Avrupa’da ilgi gören Hollanda tipi yelkenlileri inceledim ve araştırmalarım sonucunda müşterim olan charter deniz turları yapan bir Türk şirket için Hollanda tipi yelkenli guleti imal ettim. O dönem haftalık charter kiralama 40-50 bin Euro iken Regina’nın piyasaya girmesinden sonra bu fiyat haftalık 80-90 bin Euro’ya çıktı. Regina, 2012 yılında da Dünya Süper Yat Ödülleri yarışmasında dünyadaki yedi tekne arasına girdi ve finalist oldu. Aynı teknemiz daha sonra sezonu genişletmek için Karayipler’de charter seferleri gerçekleştirdi ve Türkiye’de kış mevsimine girerken Karayipler’e giden teknemizin sezonu 11 aya kadar çıktı. Bu ürün charter sektöründe fizibiliteleri de değiştirdi, sektöre farklı bir vizyon kattı. Regina artık dünyanın dikkatini çekiyordu. Aynı dönemde de James Bond Skyfall filmi çekiliyordu ve Regina’yı filmde kullanmak istediklerini belirttiler. Tabi ki çok mutlu olduk, gururla iş birliğinde bulunduk. Çekimler Marmaris civarında yapıldı ancak filmdeki sahneler sanki Singapur’da geçiyor gibi gösterildi.
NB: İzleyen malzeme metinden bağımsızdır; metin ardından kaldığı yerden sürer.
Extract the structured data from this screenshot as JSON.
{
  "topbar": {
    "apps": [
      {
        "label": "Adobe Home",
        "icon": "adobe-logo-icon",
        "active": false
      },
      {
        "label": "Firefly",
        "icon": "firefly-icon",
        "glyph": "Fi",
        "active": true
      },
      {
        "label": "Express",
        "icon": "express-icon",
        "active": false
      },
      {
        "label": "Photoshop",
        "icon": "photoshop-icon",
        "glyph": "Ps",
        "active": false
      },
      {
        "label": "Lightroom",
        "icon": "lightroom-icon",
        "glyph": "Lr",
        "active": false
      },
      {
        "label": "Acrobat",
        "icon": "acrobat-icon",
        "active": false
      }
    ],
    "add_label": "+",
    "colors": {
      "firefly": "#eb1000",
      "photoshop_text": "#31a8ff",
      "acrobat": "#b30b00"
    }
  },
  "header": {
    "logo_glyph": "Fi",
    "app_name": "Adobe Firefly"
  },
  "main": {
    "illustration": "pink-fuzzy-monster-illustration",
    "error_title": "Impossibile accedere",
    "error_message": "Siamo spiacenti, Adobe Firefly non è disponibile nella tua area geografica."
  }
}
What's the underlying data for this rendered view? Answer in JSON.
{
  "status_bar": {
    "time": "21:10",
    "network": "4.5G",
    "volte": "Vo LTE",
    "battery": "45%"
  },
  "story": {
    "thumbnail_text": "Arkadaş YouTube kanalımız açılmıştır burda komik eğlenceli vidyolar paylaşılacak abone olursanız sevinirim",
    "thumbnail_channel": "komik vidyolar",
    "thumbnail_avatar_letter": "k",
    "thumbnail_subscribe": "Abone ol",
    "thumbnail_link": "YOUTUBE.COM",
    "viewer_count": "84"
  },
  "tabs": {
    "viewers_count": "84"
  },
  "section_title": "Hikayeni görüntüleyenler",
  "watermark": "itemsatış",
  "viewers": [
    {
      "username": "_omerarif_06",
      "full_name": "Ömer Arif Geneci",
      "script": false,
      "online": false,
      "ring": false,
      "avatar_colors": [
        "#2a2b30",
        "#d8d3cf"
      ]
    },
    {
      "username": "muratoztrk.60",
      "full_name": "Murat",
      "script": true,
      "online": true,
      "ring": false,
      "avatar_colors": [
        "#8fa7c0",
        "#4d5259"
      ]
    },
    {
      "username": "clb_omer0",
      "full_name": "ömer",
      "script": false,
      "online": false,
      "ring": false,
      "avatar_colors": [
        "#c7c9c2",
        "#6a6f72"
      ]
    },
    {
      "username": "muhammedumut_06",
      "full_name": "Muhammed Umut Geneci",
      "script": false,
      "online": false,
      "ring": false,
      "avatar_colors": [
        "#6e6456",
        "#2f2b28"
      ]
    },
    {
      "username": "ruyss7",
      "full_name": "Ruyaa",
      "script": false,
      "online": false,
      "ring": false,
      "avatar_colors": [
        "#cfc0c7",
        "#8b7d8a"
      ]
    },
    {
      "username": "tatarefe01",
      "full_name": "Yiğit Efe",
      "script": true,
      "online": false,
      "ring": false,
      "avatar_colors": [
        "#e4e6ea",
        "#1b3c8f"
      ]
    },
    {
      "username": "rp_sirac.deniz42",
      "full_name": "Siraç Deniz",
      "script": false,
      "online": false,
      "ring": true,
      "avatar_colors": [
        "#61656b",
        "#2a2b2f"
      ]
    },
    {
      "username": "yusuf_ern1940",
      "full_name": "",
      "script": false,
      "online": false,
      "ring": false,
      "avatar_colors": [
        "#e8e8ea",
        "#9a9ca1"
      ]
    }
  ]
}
Regina ayrıca dünyanın en prestijli yat yarışmalarından biri olan “The World Superyacht Awards 2012’de finalistlerden biri olmaya hak kazandı.

Son olarak az önce TUV Marine’den bahsetmiştiniz. Bu projenizde neler yapıyor, sektöre nasıl dinamikler kazandırıyorsunuz?

Bu şirketle temel amacımız; dünyada her geçen gün hızla büyüyen yatçılık alanında, küresel bir otorite olmak, yat üreticilerinin, tekne sahiplerinin ve devletlerin her konuda çözüm ortağı olarak hizmet verebilmek, denizcilik sektöründeki gri alanlarda hakemliğe soyunmak diyebilirim. Burada çıkış noktamız, böylesine gelişmeye açık ve katma değerli bir sektörde, herhangi bir otoritenin bulunmaması. Regüle edilmesi gereken çok fazla alan olduğunu düşünüyoruz.